Washington : If you wonder about your chances of having a heart stroke then just look back at your “thinking ability” score cards, claims a new study.
In a research conducted by Leiden University, scientists have claimed that people who have low scores on a test of executive function, higher-level thinking skills used to reason, problem solve and plan might be at higher risk of heart stroke.
Author Behnam Sabayan said that the result of their study shows that heart and brain function were more closely related than appearances would suggest.
He added that while these results might not have immediate clinical translation, they emphasise that assessment of cognitive function should be part of the evaluation of future cardiovascular risk.
During the study, researchers tested 3,926 people with an average age of 75 and without a history of heart attacks or strokes.

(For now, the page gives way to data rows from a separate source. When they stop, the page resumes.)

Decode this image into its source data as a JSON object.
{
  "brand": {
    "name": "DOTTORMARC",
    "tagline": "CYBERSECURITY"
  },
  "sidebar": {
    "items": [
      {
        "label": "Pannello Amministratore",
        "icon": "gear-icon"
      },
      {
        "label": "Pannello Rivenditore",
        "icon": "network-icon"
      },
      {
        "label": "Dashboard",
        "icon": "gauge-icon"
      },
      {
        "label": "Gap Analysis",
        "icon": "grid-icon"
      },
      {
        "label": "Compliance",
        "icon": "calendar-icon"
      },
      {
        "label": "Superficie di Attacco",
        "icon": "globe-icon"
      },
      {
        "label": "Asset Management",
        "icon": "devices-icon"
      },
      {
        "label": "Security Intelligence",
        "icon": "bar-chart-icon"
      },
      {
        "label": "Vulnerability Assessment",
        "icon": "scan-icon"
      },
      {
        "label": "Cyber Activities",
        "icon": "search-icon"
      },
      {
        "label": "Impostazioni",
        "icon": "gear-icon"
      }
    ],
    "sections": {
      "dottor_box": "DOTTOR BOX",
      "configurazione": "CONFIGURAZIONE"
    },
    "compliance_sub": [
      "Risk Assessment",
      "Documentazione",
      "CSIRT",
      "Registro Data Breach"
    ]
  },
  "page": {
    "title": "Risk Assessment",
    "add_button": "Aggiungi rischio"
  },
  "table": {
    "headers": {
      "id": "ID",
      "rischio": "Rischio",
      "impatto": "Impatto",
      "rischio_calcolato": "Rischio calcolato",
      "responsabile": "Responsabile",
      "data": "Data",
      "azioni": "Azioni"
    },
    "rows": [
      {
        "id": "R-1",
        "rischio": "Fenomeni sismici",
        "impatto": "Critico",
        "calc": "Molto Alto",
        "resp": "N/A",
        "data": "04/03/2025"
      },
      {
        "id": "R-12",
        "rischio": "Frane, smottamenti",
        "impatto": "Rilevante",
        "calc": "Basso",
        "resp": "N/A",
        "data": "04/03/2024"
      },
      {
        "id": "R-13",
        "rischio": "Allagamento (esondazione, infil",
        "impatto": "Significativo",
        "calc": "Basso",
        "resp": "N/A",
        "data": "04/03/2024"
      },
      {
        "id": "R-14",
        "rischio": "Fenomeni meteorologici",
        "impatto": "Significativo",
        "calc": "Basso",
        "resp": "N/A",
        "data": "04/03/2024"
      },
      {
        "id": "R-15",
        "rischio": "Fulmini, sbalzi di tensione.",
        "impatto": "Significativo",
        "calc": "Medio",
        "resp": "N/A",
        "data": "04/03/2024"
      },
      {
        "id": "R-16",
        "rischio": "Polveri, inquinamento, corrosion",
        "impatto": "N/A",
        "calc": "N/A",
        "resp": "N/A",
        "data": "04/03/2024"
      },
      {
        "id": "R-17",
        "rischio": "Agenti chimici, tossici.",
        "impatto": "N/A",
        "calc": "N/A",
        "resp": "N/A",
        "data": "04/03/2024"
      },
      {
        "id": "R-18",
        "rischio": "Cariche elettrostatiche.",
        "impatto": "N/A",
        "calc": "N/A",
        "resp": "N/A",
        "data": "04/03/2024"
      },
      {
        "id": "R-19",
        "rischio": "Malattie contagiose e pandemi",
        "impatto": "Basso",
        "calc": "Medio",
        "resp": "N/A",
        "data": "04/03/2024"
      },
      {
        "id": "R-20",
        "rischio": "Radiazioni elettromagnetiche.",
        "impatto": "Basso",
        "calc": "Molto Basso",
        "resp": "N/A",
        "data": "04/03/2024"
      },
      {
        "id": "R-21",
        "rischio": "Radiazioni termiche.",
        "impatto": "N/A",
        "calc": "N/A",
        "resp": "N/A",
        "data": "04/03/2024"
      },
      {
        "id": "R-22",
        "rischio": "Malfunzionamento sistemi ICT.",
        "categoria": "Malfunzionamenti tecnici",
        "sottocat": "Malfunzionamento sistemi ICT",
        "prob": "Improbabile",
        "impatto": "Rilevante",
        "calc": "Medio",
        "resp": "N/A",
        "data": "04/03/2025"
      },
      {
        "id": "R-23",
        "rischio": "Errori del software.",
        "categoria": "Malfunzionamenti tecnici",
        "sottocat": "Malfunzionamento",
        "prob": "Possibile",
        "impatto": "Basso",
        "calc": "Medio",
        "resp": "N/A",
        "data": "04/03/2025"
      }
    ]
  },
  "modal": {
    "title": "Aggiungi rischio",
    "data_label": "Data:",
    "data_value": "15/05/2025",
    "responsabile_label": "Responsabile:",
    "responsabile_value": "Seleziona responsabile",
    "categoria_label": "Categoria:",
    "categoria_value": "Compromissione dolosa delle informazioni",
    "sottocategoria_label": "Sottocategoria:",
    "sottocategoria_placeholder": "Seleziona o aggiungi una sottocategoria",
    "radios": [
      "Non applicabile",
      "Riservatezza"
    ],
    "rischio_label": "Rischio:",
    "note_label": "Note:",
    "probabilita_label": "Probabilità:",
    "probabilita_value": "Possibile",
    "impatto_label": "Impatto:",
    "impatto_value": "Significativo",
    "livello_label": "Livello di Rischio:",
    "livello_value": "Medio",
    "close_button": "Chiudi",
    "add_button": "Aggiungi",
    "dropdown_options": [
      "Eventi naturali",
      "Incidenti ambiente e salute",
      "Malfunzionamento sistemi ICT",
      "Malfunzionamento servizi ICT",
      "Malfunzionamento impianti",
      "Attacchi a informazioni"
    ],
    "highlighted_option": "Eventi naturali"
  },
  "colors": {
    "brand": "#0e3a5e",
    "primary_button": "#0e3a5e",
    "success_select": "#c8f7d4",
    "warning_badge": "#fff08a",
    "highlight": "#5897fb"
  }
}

People in the lowest group of executive function thinking skills were 85 percent more likely to have a heart attack than those in the highest group. A total of 176 of the 1,309 people with low scores had heart attacks, compared with 93 of the 1,308 people with high scores, which translates to a rate of 44 heart attacks per 1,000 person-years for people with low scores compared with 22 heart attacks per 1,000 person-years for people with high scores.
Explaining the results Sabayan said that the performance on tests of thinking and memory are a measure of brain health as lower scores on thinking tests indicate worse brain functioning.
He added that worse brain functioning in particular in executive function could reflect disease of the brain vascular supply, which in turn would predict a higher likelihood of stroke and since blood vessel disease in the brain is closely related to blood vessel disease in the heart, that’s why low test scores also predicted a greater risk of heart attacks.